Hueco Tanks State Park & Historic Site
World -renowned for rock climbing and bouldering, the 860-acre Hueco Tanks State Park & Historic Site is named for its large natural rock basins that for years supplied trapped rainwater to dwellers Marvel at the imagery that dates back thousands of years, then hike, rock climb, bird watch, study nature and history, picnic and stargaze. Also available are guided and self-guided tours to view rock imagery. Located in a historic ranch house, the interpretive center is the perfect place to learn about the park and its history. Hueco Tanks is mainly a day-use park. However, they do have 20 campsites.
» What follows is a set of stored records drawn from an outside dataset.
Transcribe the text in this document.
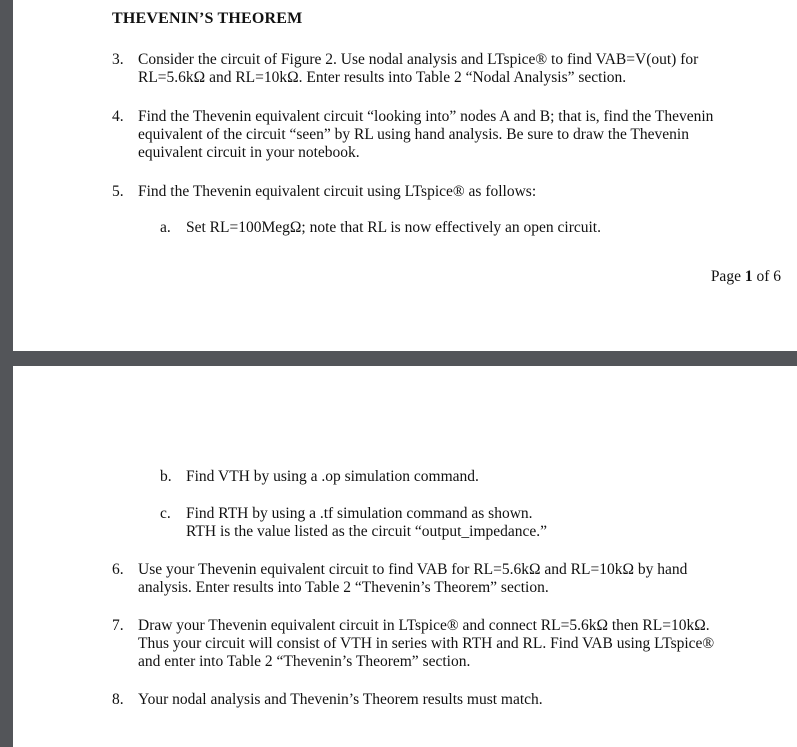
THEVENIN’S THEOREM
3. Consider the circuit of Figure 2. Use nodal analysis and LTspice® to find VAB=V(out) for
RL=5.6kΩ and RL=10kΩ. Enter results into Table 2 “Nodal Analysis” section.
4. Find the Thevenin equivalent circuit “looking into” nodes A and B; that is, find the Thevenin
equivalent of the circuit “seen” by RL using hand analysis. Be sure to draw the Thevenin
equivalent circuit in your notebook.
5. Find the Thevenin equivalent circuit using LTspice® as follows:
a. Set RL=100MegΩ; note that RL is now effectively an open circuit.
Page 1 of 6
b. Find VTH by using a .op simulation command.
c. Find RTH by using a .tf simulation command as shown.
RTH is the value listed as the circuit “output_impedance.”
6. Use your Thevenin equivalent circuit to find VAB for RL=5.6kΩ and RL=10kΩ by hand
analysis. Enter results into Table 2 “Thevenin’s Theorem” section.
7. Draw your Thevenin equivalent circuit in LTspice® and connect RL=5.6kΩ then RL=10kΩ.
Thus your circuit will consist of VTH in series with RTH and RL. Find VAB using LTspice®
and enter into Table 2 “Thevenin’s Theorem” section.
8. Your nodal analysis and Thevenin’s Theorem results must match.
Guadalupe Mountains National Park
Located less than two hours from El Paso, this national park is positioned within the vast Chihuahuan Desert and is home to the highest peak in Texas. Standing tall at 8,749 feet in elevation, Guadalupe Peak offers an impressive view. The climb to the peak is a zigzagging maze of steep switchbacks and rugged terrain often described as a “hiker’s dream.” In addition to its more than 80 miles of trail, the park is the world’s most premiere example of a fossil reef and one of the most pristine wilderness areas in the region. This hidden gem allows for birding, hiking, camping and backpacking.